While providing caregivers emotional support (listening, giving advice, and reassuring them) in an individual or group counseling session may be helpful, the most beneficial aspects of counseling seem to be when there is a focus on increasing problem-solving strategies and support-seeking behaviors for the caregiver.
In general, individual treatment seems to be more beneficial for caregivers than group sessions; however, group sessions have the advantage of being less expensive (often free) for caregivers. It is important to note that referrals to psychiatrists are recommended for any caregivers displaying evidence of psychopathology, such as significant depressive symptoms.
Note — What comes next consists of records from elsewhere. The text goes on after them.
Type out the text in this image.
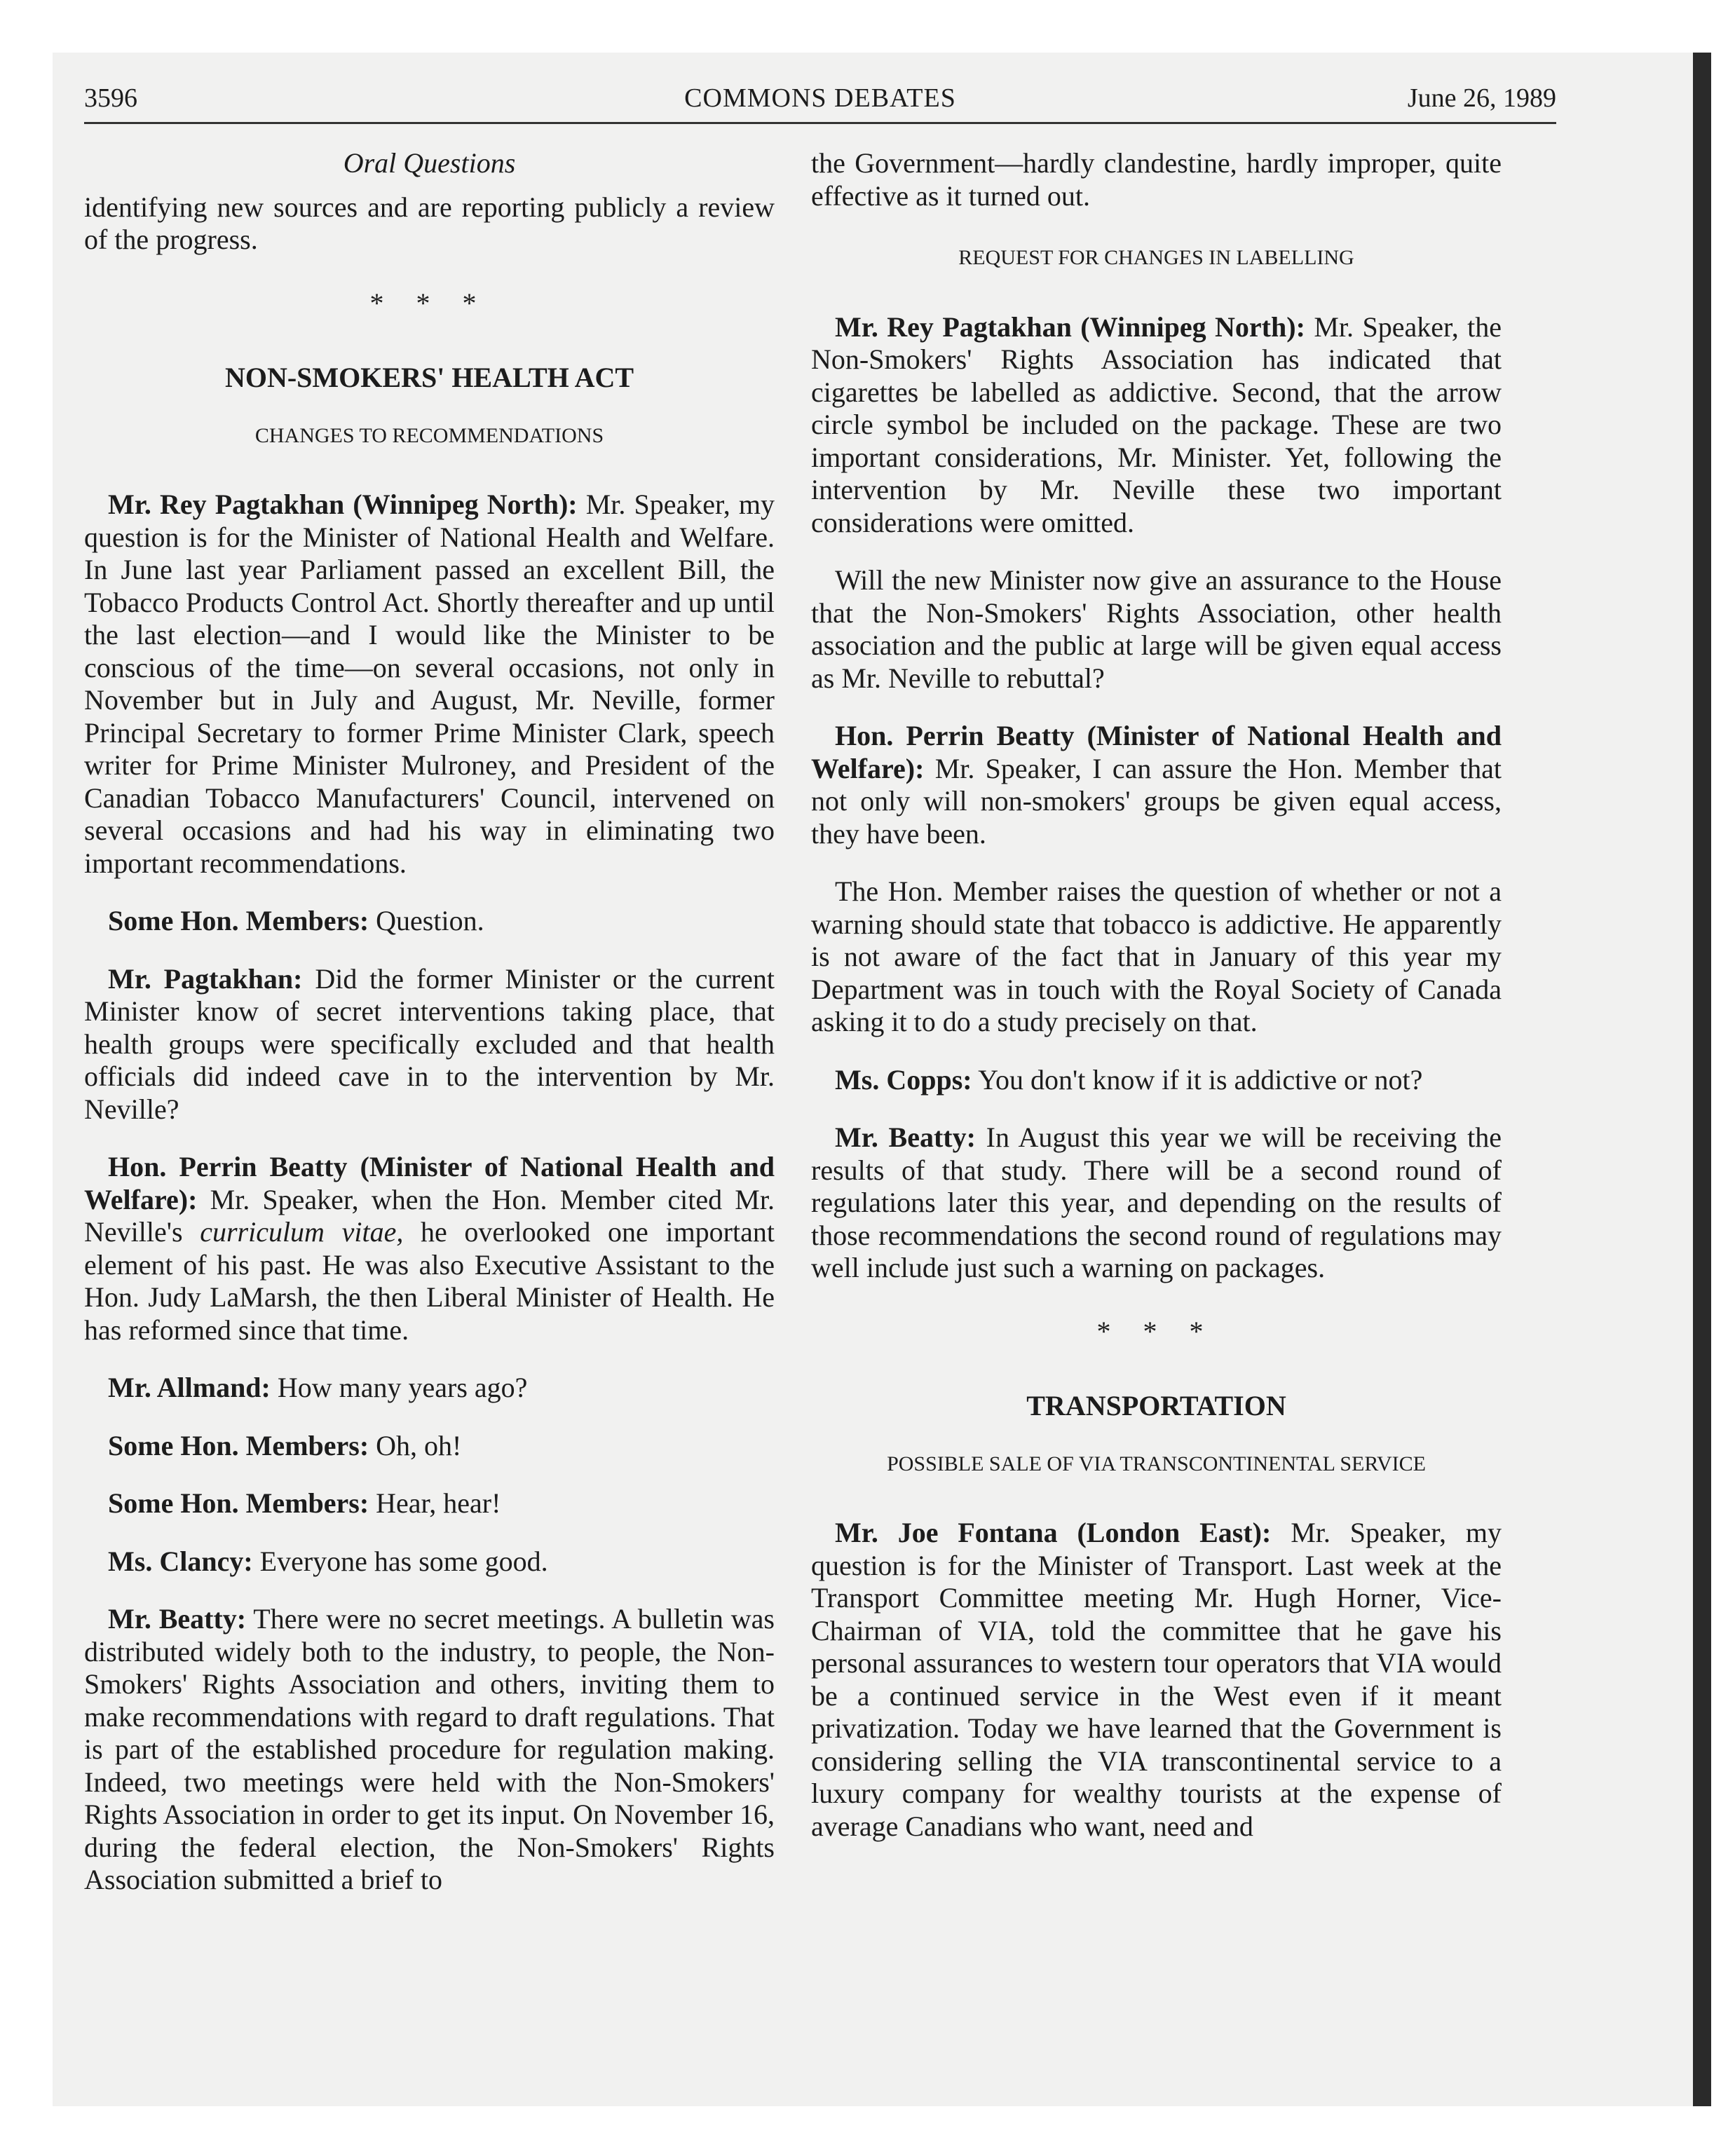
3596	COMMONS DEBATES	June 26, 1989
Oral Questions

identifying new sources and are reporting publicly a review of the progress.

* * *
NON-SMOKERS' HEALTH ACT
CHANGES TO RECOMMENDATIONS

Mr. Rey Pagtakhan (Winnipeg North): Mr. Speaker, my question is for the Minister of National Health and Welfare. In June last year Parliament passed an excellent Bill, the Tobacco Products Control Act. Shortly thereafter and up until the last election—and I would like the Minister to be conscious of the time—on several occasions, not only in November but in July and August, Mr. Neville, former Principal Secretary to former Prime Minister Clark, speech writer for Prime Minister Mulroney, and President of the Canadian Tobacco Manufacturers' Council, intervened on several occasions and had his way in eliminating two important recommendations.

Some Hon. Members: Question.

Mr. Pagtakhan: Did the former Minister or the current Minister know of secret interventions taking place, that health groups were specifically excluded and that health officials did indeed cave in to the intervention by Mr. Neville?

Hon. Perrin Beatty (Minister of National Health and Welfare): Mr. Speaker, when the Hon. Member cited Mr. Neville's curriculum vitae, he overlooked one important element of his past. He was also Executive Assistant to the Hon. Judy LaMarsh, the then Liberal Minister of Health. He has reformed since that time.

Mr. Allmand: How many years ago?

Some Hon. Members: Oh, oh!

Some Hon. Members: Hear, hear!

Ms. Clancy: Everyone has some good.

Mr. Beatty: There were no secret meetings. A bulletin was distributed widely both to the industry, to people, the Non-Smokers' Rights Association and others, inviting them to make recommendations with regard to draft regulations. That is part of the established procedure for regulation making. Indeed, two meetings were held with the Non-Smokers' Rights Association in order to get its input. On November 16, during the federal election, the Non-Smokers' Rights Association submitted a brief to

the Government—hardly clandestine, hardly improper, quite effective as it turned out.

REQUEST FOR CHANGES IN LABELLING

Mr. Rey Pagtakhan (Winnipeg North): Mr. Speaker, the Non-Smokers' Rights Association has indicated that cigarettes be labelled as addictive. Second, that the arrow circle symbol be included on the package. These are two important considerations, Mr. Minister. Yet, following the intervention by Mr. Neville these two important considerations were omitted.

Will the new Minister now give an assurance to the House that the Non-Smokers' Rights Association, other health association and the public at large will be given equal access as Mr. Neville to rebuttal?

Hon. Perrin Beatty (Minister of National Health and Welfare): Mr. Speaker, I can assure the Hon. Member that not only will non-smokers' groups be given equal access, they have been.

The Hon. Member raises the question of whether or not a warning should state that tobacco is addictive. He apparently is not aware of the fact that in January of this year my Department was in touch with the Royal Society of Canada asking it to do a study precisely on that.

Ms. Copps: You don't know if it is addictive or not?

Mr. Beatty: In August this year we will be receiving the results of that study. There will be a second round of regulations later this year, and depending on the results of those recommendations the second round of regulations may well include just such a warning on packages.

* * *
TRANSPORTATION
POSSIBLE SALE OF VIA TRANSCONTINENTAL SERVICE

Mr. Joe Fontana (London East): Mr. Speaker, my question is for the Minister of Transport. Last week at the Transport Committee meeting Mr. Hugh Horner, Vice-Chairman of VIA, told the committee that he gave his personal assurances to western tour operators that VIA would be a continued service in the West even if it meant privatization. Today we have learned that the Government is considering selling the VIA transcontinental service to a luxury company for wealthy tourists at the expense of average Canadians who want, need and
In general, interventions that include more than one component, for example, targeting the behaviors of the care receiver as well as providing education and support for the caregiver, have more positive results. In addition, it is not surprising that higher-intensity interventions have more of an impact on caregivers than low-intensity programs. Overall, however, findings on the effectiveness of all types of caregiver interventions in reducing caregiver burden have been mixed. Some researchers speculate that this variability in the interventions’ effectiveness stems from the fact that caregivers’ situations, needs, and appraisals of stress vary significantly themselves. A one-intervention-fits-all approach does not seem promising in reducing care-giver burden. Although they may be more difficult to evaluate, interventions that place an emphasis on the individual needs of the caregivers may have the most effect in ultimately reducing their objective and subjective burden. It is suggested that an evaluation of caregivers’ needs should include an assessment of their safety and that of their care receivers as well as an assessment of the care receivers’ physical health, depression, and anxiety. Appropriate ways to intervene for the individual can then be dictated by their needs in these areas.